The youngest of the Dragon sisters muttered, “Idiot,” under her breath when Lydia slid into her own shoes, thankful there were no straps or strings to mess with.
“I did hear that,” Lydia said and kissed Daria on the nose. “Also, Mal, with what just happened, they’d light you up soon as they saw you out there. We can pass as human.” Well, one of us doesn’t even have to try anymore, Lydia reminded herself. The thought surprised her, and she found herself worried for Dan as they went for the door.
“Then go,” Mallory said, defeated. “Do what you can to bring him back to me.”
Lydia met Dan’s gaze and ignored the heat that jumped between their locked attention. “You’re driving.”
Chapter Sixteen
Lydia and Dan drove in silence for the first five minutes of their journey. When Dan finally spoke up, the words were not encouraging.
“He’s probably dead.”
“Probably,” Lydia agreed.
“Are we supposed to bring back his body?” he asked. He turned the car into the long dirt drive that would lead them to the abandoned park ranger building. Lydia had been to the park often throughout her life and sometimes still took walks through the expanse of tall trees. She probably would never walk there again, though.

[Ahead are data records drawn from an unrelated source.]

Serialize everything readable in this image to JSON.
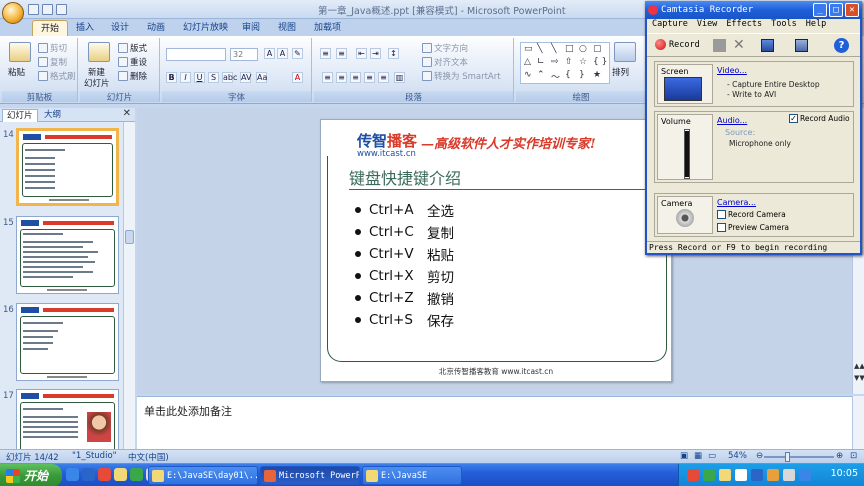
{
  "window": {
    "title": "第一章_Java概述.ppt [兼容模式] - Microsoft PowerPoint"
  },
  "ribbon": {
    "tabs": [
      "开始",
      "插入",
      "设计",
      "动画",
      "幻灯片放映",
      "审阅",
      "视图",
      "加载项"
    ],
    "clipboard": {
      "label": "剪贴板",
      "paste": "粘贴",
      "cut": "剪切",
      "copy": "复制",
      "format_painter": "格式刷"
    },
    "slides": {
      "label": "幻灯片",
      "new_slide": "新建",
      "new_slide2": "幻灯片",
      "layout": "版式",
      "reset": "重设",
      "delete": "删除"
    },
    "font": {
      "label": "字体",
      "size": "32"
    },
    "paragraph": {
      "label": "段落",
      "text_direction": "文字方向",
      "align_text": "对齐文本",
      "smartart": "转换为 SmartArt"
    },
    "drawing": {
      "label": "绘图",
      "arrange": "排列"
    }
  },
  "left_panel": {
    "tab_slides": "幻灯片",
    "tab_outline": "大纲",
    "thumbs": [
      {
        "num": "14",
        "active": true
      },
      {
        "num": "15",
        "active": false
      },
      {
        "num": "16",
        "active": false
      },
      {
        "num": "17",
        "active": false
      }
    ]
  },
  "slide": {
    "brand_a": "传智",
    "brand_b": "播客",
    "url": "www.itcast.cn",
    "slogan": "—高级软件人才实作培训专家!",
    "title": "键盘快捷键介绍",
    "shortcuts": [
      {
        "key": "Ctrl+A",
        "action": "全选"
      },
      {
        "key": "Ctrl+C",
        "action": "复制"
      },
      {
        "key": "Ctrl+V",
        "action": "粘贴"
      },
      {
        "key": "Ctrl+X",
        "action": "剪切"
      },
      {
        "key": "Ctrl+Z",
        "action": "撤销"
      },
      {
        "key": "Ctrl+S",
        "action": "保存"
      }
    ],
    "footer": "北京传智播客教育 www.itcast.cn"
  },
  "notes": {
    "placeholder": "单击此处添加备注"
  },
  "status": {
    "slide_count": "幻灯片 14/42",
    "theme": "\"1_Studio\"",
    "language": "中文(中国)",
    "zoom": "54%"
  },
  "taskbar": {
    "start": "开始",
    "tasks": [
      "E:\\JavaSE\\day01\\...",
      "Microsoft PowerP...",
      "E:\\JavaSE"
    ],
    "clock": "10:05"
  },
  "camtasia": {
    "title": "Camtasia Recorder",
    "menu": [
      "Capture",
      "View",
      "Effects",
      "Tools",
      "Help"
    ],
    "record": "Record",
    "screen": {
      "label": "Screen",
      "link": "Video...",
      "line1": "- Capture Entire Desktop",
      "line2": "- Write to AVI"
    },
    "volume": {
      "label": "Volume",
      "link": "Audio...",
      "record_audio": "Record Audio",
      "source_label": "Source:",
      "source": "Microphone only"
    },
    "camera": {
      "label": "Camera",
      "link": "Camera...",
      "record_camera": "Record Camera",
      "preview_camera": "Preview Camera"
    },
    "status": "Press Record or F9 to begin recording"
  },
  "colors": {
    "accent": "#1e4fa5",
    "slogan": "#d93a2a",
    "frame": "#2f5a3e"
  }
}
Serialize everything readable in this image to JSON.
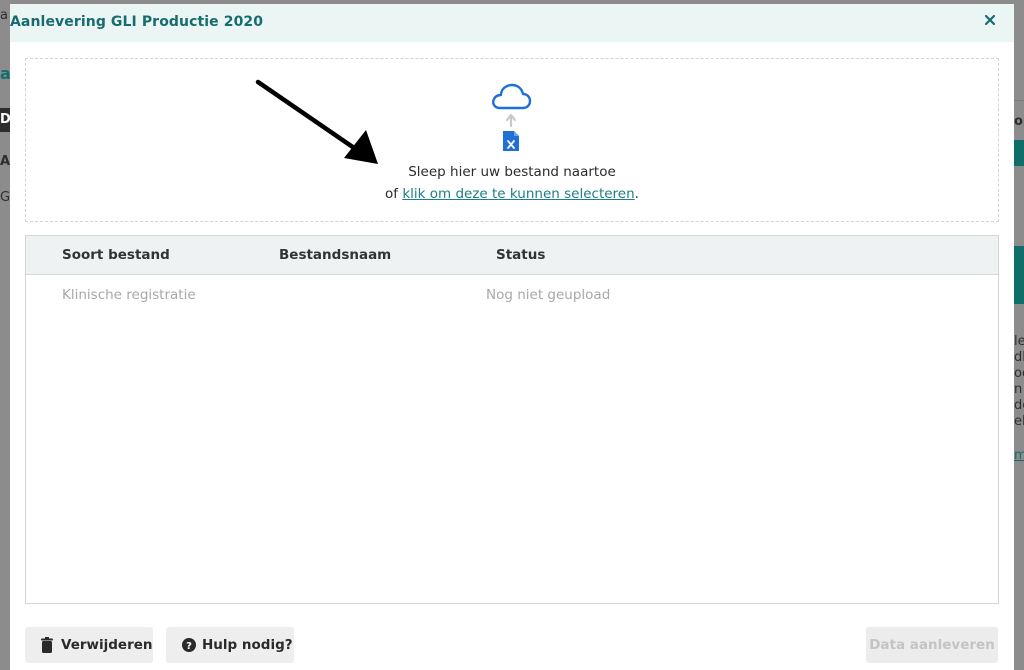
{
  "background": {
    "fragments": [
      "a",
      "at",
      "Da",
      "Aa",
      "GL",
      "op",
      "le",
      "dl",
      "oo",
      "n",
      "de",
      "elc",
      "m"
    ]
  },
  "modal": {
    "title": "Aanlevering GLI Productie 2020",
    "close_icon": "close-icon"
  },
  "dropzone": {
    "cloud_icon": "cloud-icon",
    "upload_arrow_icon": "upload-arrow-icon",
    "file_icon": "excel-file-icon",
    "line1": "Sleep hier uw bestand naartoe",
    "line2_prefix": "of ",
    "line2_link": "klik om deze te kunnen selecteren",
    "line2_suffix": "."
  },
  "table": {
    "headers": [
      "Soort bestand",
      "Bestandsnaam",
      "Status"
    ],
    "rows": [
      {
        "soort": "Klinische registratie",
        "naam": "",
        "status": "Nog niet geupload"
      }
    ]
  },
  "footer": {
    "delete_label": "Verwijderen",
    "delete_icon": "trash-icon",
    "help_label": "Hulp nodig?",
    "help_icon": "question-circle-icon",
    "submit_label": "Data aanleveren"
  },
  "colors": {
    "accent": "#176c70",
    "link": "#1a7f86",
    "icon_blue": "#1f6fd6"
  }
}
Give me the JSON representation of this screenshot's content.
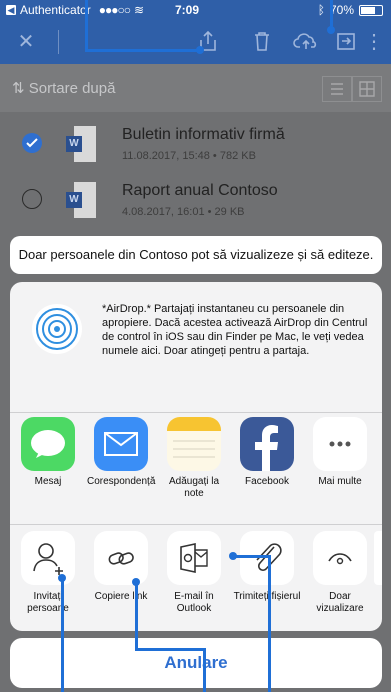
{
  "status_bar": {
    "app_name": "Authenticator",
    "signal": "●●●○○",
    "time": "7:09",
    "battery_pct": "70%"
  },
  "toolbar": {
    "icons": [
      "close-icon",
      "share-icon",
      "trash-icon",
      "cloud-upload-icon",
      "open-in-icon",
      "more-icon"
    ]
  },
  "sort": {
    "label": "⇅ Sortare după"
  },
  "files": [
    {
      "name": "Buletin informativ firmă",
      "meta": "11.08.2017, 15:48 • 782 KB",
      "selected": true
    },
    {
      "name": "Raport anual Contoso",
      "meta": "4.08.2017, 16:01 • 29 KB",
      "selected": false
    }
  ],
  "sheet": {
    "banner": "Doar persoanele din Contoso pot să vizualizeze și să editeze.",
    "airdrop_text": "*AirDrop.* Partajați instantaneu cu persoanele din apropiere. Dacă acestea activează AirDrop din Centrul de control în iOS sau din Finder pe Mac, le veți vedea numele aici. Doar atingeți pentru a partaja.",
    "apps": [
      {
        "label": "Mesaj",
        "icon": "messages-icon"
      },
      {
        "label": "Corespondență",
        "icon": "mail-icon"
      },
      {
        "label": "Adăugați la note",
        "icon": "notes-icon"
      },
      {
        "label": "Facebook",
        "icon": "facebook-icon"
      },
      {
        "label": "Mai multe",
        "icon": "more-icon"
      }
    ],
    "actions": [
      {
        "label": "Invitați persoane",
        "icon": "add-person-icon"
      },
      {
        "label": "Copiere link",
        "icon": "link-icon"
      },
      {
        "label": "E-mail în Outlook",
        "icon": "outlook-icon"
      },
      {
        "label": "Trimiteți fișierul",
        "icon": "paperclip-icon"
      },
      {
        "label": "Doar vizualizare",
        "icon": "eye-icon"
      }
    ],
    "cancel": "Anulare"
  },
  "colors": {
    "brand_blue": "#2f5fa8",
    "callout_blue": "#1f6fd6",
    "cancel_blue": "#2f6fd0"
  }
}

“If we can, I’m sure Mallory would appreciate it,” Lydia said at length. She gripped the handle on the car door as Dan navigated his turns through fleeing people and hastily moved blockades. A careening news van nearly clipped the right front side of their vehicle. Dan whipped the wheel to the side, almost planting them into a tree to avoid the collision. Sparing no concern for them, the van continued on its way. Lydia wondered if the blonde Barbie newscaster was inside. The spiteful part of her whispered that it hoped not before Lydia quashed the thought. No one deserved that, especially not someone who’d been cold and callous out of simple ignorance and training.
“Almost there,” Dan said, slowing the car’s speed farther. She nodded.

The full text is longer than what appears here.